My tanks seems really stable now, nitrates and nitrites are low and all the fish seem happy. I have 7 tiger barbs, 5 adult mollies and 8 molly fry in a breeding net in my 170l (45g) tank. I've added a little bit of salt (1g/litre) and the tiger barbs seem OK with the salt in the tank - the mollies love it.

When the tank was still new I had put a rainbow shark in and not realizing he was a bottom feeder he died of starvation. I bought some sinking tablets and got another rainbow shark but he died soon after as well. I was not sure if he was eating properly as the tiger barbs would chase the tablet and go crazy on it for a while, he may have died of another cause because he did not look thin. The tiger barbs have seemed to have calmed down quite a lot, they don't nip at the other fish the way they used to (still greedy though). I would like to get another rainbow shark for the tank but I'm concerned firstly that it may not tolerate the salt in the water or it may die of starvation because the barbs eat all the food in sight. Would anyone know of another feeding method for bottom feeders and if a rainbow shark will tolerate salt in the water?

Thanks,
Marc*c/p*


----------



## James0816 (Jun 19, 2009)

LariM78 said:


> Would anyone know of another feeding method for bottom feeders and if a rainbow shark will tolerate salt in the water?

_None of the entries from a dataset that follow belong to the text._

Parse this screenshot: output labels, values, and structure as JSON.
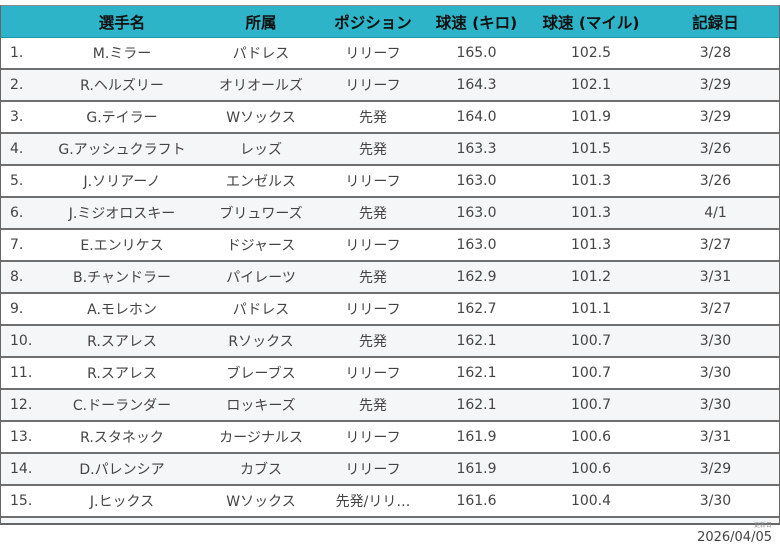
{
  "header": {
    "rank": "",
    "name": "選手名",
    "team": "所属",
    "position": "ポジション",
    "speed_kmh": "球速 (キロ)",
    "speed_mph": "球速 (マイル)",
    "date": "記録日"
  },
  "rows": [
    {
      "rank": "1.",
      "name": "M.ミラー",
      "team": "パドレス",
      "position": "リリーフ",
      "kmh": "165.0",
      "mph": "102.5",
      "date": "3/28"
    },
    {
      "rank": "2.",
      "name": "R.ヘルズリー",
      "team": "オリオールズ",
      "position": "リリーフ",
      "kmh": "164.3",
      "mph": "102.1",
      "date": "3/29"
    },
    {
      "rank": "3.",
      "name": "G.テイラー",
      "team": "Wソックス",
      "position": "先発",
      "kmh": "164.0",
      "mph": "101.9",
      "date": "3/29"
    },
    {
      "rank": "4.",
      "name": "G.アッシュクラフト",
      "team": "レッズ",
      "position": "先発",
      "kmh": "163.3",
      "mph": "101.5",
      "date": "3/26"
    },
    {
      "rank": "5.",
      "name": "J.ソリアーノ",
      "team": "エンゼルス",
      "position": "リリーフ",
      "kmh": "163.0",
      "mph": "101.3",
      "date": "3/26"
    },
    {
      "rank": "6.",
      "name": "J.ミジオロスキー",
      "team": "ブリュワーズ",
      "position": "先発",
      "kmh": "163.0",
      "mph": "101.3",
      "date": "4/1"
    },
    {
      "rank": "7.",
      "name": "E.エンリケス",
      "team": "ドジャース",
      "position": "リリーフ",
      "kmh": "163.0",
      "mph": "101.3",
      "date": "3/27"
    },
    {
      "rank": "8.",
      "name": "B.チャンドラー",
      "team": "パイレーツ",
      "position": "先発",
      "kmh": "162.9",
      "mph": "101.2",
      "date": "3/31"
    },
    {
      "rank": "9.",
      "name": "A.モレホン",
      "team": "パドレス",
      "position": "リリーフ",
      "kmh": "162.7",
      "mph": "101.1",
      "date": "3/27"
    },
    {
      "rank": "10.",
      "name": "R.スアレス",
      "team": "Rソックス",
      "position": "先発",
      "kmh": "162.1",
      "mph": "100.7",
      "date": "3/30"
    },
    {
      "rank": "11.",
      "name": "R.スアレス",
      "team": "ブレーブス",
      "position": "リリーフ",
      "kmh": "162.1",
      "mph": "100.7",
      "date": "3/30"
    },
    {
      "rank": "12.",
      "name": "C.ドーランダー",
      "team": "ロッキーズ",
      "position": "先発",
      "kmh": "162.1",
      "mph": "100.7",
      "date": "3/30"
    },
    {
      "rank": "13.",
      "name": "R.スタネック",
      "team": "カージナルス",
      "position": "リリーフ",
      "kmh": "161.9",
      "mph": "100.6",
      "date": "3/31"
    },
    {
      "rank": "14.",
      "name": "D.パレンシア",
      "team": "カブス",
      "position": "リリーフ",
      "kmh": "161.9",
      "mph": "100.6",
      "date": "3/29"
    },
    {
      "rank": "15.",
      "name": "J.ヒックス",
      "team": "Wソックス",
      "position": "先発/リリ…",
      "kmh": "161.6",
      "mph": "100.4",
      "date": "3/30"
    }
  ],
  "footer": {
    "updated_label": "更新日",
    "updated_date": "2026/04/05"
  },
  "colors": {
    "header_bg": "#2db4c8",
    "alt_row_bg": "#f5f6f8",
    "border": "#6f6f6f"
  }
}
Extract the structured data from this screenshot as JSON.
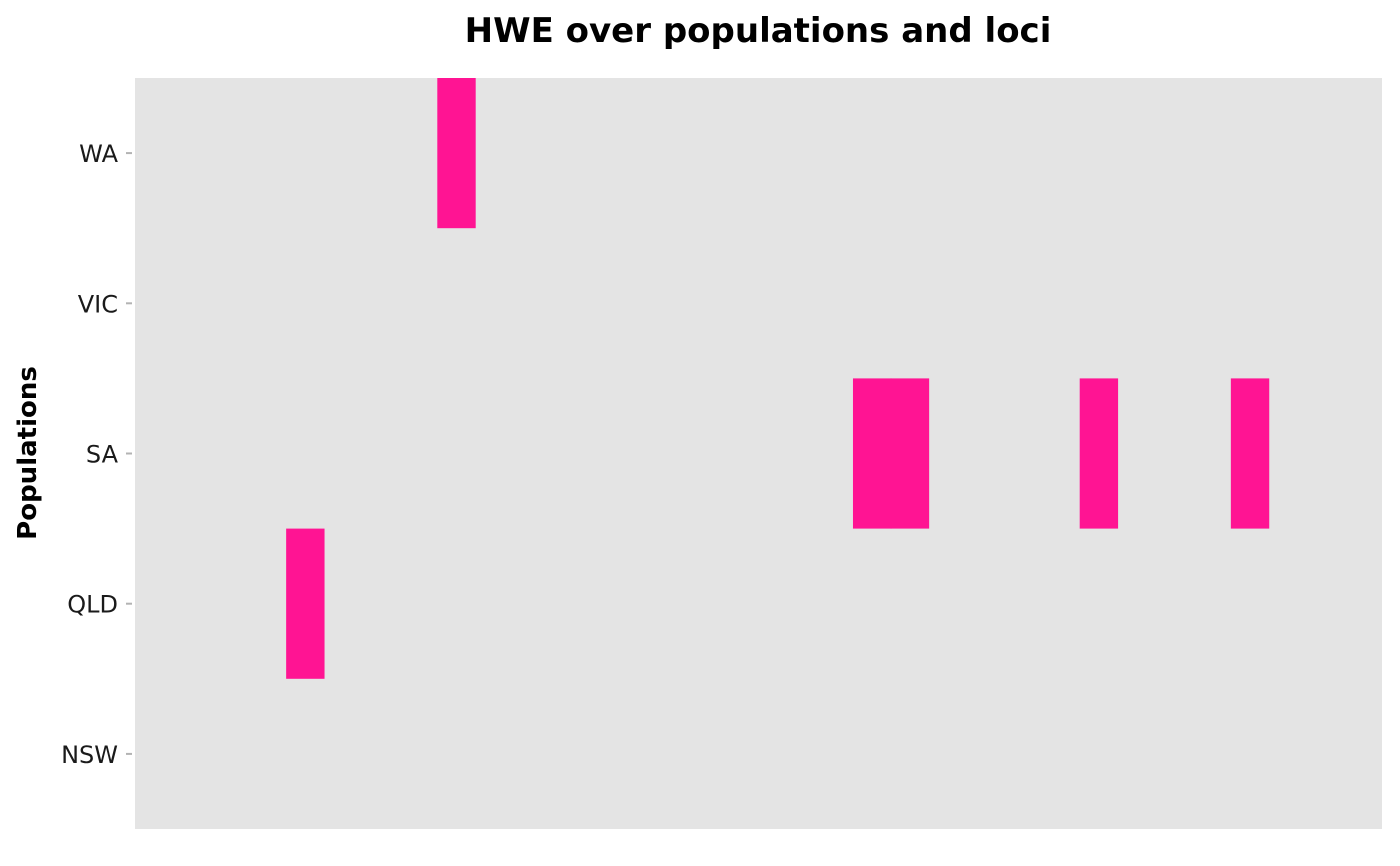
{
  "chart_data": {
    "type": "heatmap",
    "title": "HWE over populations and loci",
    "ylabel": "Populations",
    "xlabel": "",
    "populations": [
      "NSW",
      "QLD",
      "SA",
      "VIC",
      "WA"
    ],
    "n_loci": 33,
    "highlight_color": "#FF1493",
    "panel_color": "#E4E4E4",
    "grid": false,
    "x_ticks_shown": false,
    "cells": [
      {
        "population": "WA",
        "locus_index": 8
      },
      {
        "population": "QLD",
        "locus_index": 4
      },
      {
        "population": "SA",
        "locus_index": 19
      },
      {
        "population": "SA",
        "locus_index": 20
      },
      {
        "population": "SA",
        "locus_index": 25
      },
      {
        "population": "SA",
        "locus_index": 29
      }
    ]
  }
}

Salt is bad for these guys. Sry. 

They will eat normally such as flakes, bloodworms, brine shrimp. They aren't relegated to the bottom for feeding though. When healthy, they will feed just like the other fishies.


----------



## sivakv (Aug 6, 2010)

not sure why you need to add salt.


----------



## mfgann (Oct 21, 2010)

A long time ago I kept one in a community tank and never fed him anything special. He would eat the same flakes as the other fish. They're a 'scaleless' fish which don't tolerate salt well, which may explain it, or perhaps he died of other causes. I always liked the rainbow shark a lot. A mollie can tolerate much less than the full dose of salt.. perhaps try salting 1/4 the recommended amount?


----------